Other notable deity-sculptures include Brahma with his consort Saraswati and the hamsa bird; Uma-Maheshwara; Durga Mahishasurmardini killing the buffalo demon; Ganesh with a cobra crawling over his stomach and his consort fondling his trunk; Kubera with his nidhis (treasures); Maha-Lakshmi seated on a lotus; Chamunda wearing animal skin and human-bone jewellery; a 22-armed dancing Bhairava; Gauri standing in meditation; Hanuman in a hero’s posture trampling a demon; and Narasimha in his duel with Hiranyakashyap. There are images of Navagraha (nine planets) as well.

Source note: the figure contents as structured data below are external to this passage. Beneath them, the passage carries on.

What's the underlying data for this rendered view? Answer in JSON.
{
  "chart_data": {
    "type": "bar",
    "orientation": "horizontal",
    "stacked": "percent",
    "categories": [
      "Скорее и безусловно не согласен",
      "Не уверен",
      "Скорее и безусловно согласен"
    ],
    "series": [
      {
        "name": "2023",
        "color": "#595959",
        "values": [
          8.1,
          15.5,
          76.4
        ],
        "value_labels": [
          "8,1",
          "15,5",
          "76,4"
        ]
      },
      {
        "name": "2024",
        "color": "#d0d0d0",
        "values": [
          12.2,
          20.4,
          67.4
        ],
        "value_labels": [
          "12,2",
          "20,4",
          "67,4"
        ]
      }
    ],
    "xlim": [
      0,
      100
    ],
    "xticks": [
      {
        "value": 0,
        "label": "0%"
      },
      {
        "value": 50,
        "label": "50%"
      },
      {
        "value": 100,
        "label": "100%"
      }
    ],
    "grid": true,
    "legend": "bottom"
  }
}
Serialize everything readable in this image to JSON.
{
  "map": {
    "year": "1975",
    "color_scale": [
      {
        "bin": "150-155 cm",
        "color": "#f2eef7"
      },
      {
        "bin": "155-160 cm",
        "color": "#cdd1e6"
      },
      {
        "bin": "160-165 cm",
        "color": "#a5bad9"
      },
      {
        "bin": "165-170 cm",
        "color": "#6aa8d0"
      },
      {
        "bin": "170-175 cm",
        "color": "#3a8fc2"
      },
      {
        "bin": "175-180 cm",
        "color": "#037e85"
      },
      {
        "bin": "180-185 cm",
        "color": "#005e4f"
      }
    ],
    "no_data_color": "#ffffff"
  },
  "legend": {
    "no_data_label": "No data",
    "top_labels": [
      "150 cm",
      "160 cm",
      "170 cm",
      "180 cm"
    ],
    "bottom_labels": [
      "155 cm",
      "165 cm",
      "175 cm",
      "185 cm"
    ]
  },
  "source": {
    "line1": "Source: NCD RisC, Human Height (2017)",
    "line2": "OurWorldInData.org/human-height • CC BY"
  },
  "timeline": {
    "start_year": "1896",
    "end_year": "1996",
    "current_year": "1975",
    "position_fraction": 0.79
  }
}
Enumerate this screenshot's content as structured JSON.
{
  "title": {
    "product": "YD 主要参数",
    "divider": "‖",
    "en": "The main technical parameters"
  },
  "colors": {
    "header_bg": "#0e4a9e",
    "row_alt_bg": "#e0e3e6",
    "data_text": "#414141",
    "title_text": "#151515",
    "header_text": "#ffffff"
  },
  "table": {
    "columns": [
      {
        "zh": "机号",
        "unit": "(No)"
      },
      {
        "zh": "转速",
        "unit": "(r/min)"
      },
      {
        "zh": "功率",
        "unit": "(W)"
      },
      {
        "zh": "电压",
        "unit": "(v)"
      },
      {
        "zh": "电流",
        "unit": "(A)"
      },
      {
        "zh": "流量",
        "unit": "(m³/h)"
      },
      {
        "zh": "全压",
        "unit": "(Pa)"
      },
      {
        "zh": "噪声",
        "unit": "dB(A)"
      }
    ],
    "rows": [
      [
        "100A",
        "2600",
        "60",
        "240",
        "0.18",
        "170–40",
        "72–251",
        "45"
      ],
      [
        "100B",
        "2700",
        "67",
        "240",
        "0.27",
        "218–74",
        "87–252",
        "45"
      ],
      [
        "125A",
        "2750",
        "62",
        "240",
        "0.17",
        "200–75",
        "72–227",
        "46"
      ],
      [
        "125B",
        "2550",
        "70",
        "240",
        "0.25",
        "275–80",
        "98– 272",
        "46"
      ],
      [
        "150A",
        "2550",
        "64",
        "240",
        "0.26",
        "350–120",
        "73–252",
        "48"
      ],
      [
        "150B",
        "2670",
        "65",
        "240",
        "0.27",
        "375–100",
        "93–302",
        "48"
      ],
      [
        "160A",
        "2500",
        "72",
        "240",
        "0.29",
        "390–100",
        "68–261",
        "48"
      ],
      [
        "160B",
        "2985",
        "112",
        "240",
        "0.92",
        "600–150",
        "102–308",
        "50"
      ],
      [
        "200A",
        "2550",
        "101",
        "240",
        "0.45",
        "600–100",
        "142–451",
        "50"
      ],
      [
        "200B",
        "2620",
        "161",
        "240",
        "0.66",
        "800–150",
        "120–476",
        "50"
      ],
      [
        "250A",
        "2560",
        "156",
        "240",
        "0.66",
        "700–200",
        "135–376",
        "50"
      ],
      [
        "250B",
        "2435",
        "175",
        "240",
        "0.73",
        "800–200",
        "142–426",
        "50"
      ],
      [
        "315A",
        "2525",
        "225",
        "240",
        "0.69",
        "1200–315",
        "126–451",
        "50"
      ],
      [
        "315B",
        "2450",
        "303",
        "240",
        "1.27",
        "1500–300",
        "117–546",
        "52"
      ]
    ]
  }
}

There are also a large number of sculptures portraying women (apsaras, nagakanyas and yoginis) in everyday life, indulging in different activities like taking care of a child, applying make-up, reading a book, dancing, writing a letter, playfully striking mischievous monkeys. These women are adorned with beautiful jewellery, like bangles, earrings, necklaces, waist girdles, anklets as well as with elegant clothes and well-combed hair. Sometimes, they also wear footwear. There are a variety of expressions and emotions depicted, from devotional to erotic. It wouldn’t be wrong to say that this stepwell, built by a woman, is a celebration of all women.
A particularly beautiful sculpture is that of Nayika Karpuramanjari (camphor spray). She is represented as a young maiden coming out of the bath with wet hair and a bird catching droplets of water falling from her hair as if they are pearls.
This stepwell once had 292 pillars, of which 226 remain. Some are intact while others only partially preserved. Sculptures of animals such as horses, elephants and lions decorate these pillars and basement moldings.
The most fascinating panels, at the entrance to the vav, display geometric lattice patterns and designs. These are similar to the designs on the local textiles woven in Patan – the Patola. This traditional weave and its saris also flourished under the patronage of the Solanki rulers.
The seven storeys lead to a well, which is on the westernmost end of the vav. It is about 30 metres deep and 10 metres wide. There is a masonry tank attached to the well to receive its surplus water.
Ran-ki-Vav, apart from being an architectural wonder, was also a subterranean water-harvesting and storage system during heavy rains. It replenished the groundwater and provided the much-needed resource during the dry months. The vav sometimes also turned into a significant social space for communities, providing a cool oasis in the merciless Indian heat.
Ran-ki-Vav, with its sculptural wealth and complex construction techniques, found a place on the UNESCO World Heritage List in 2014. Not more than 3 hours drive away from Ahmedabad, this monument really transports you to a different era.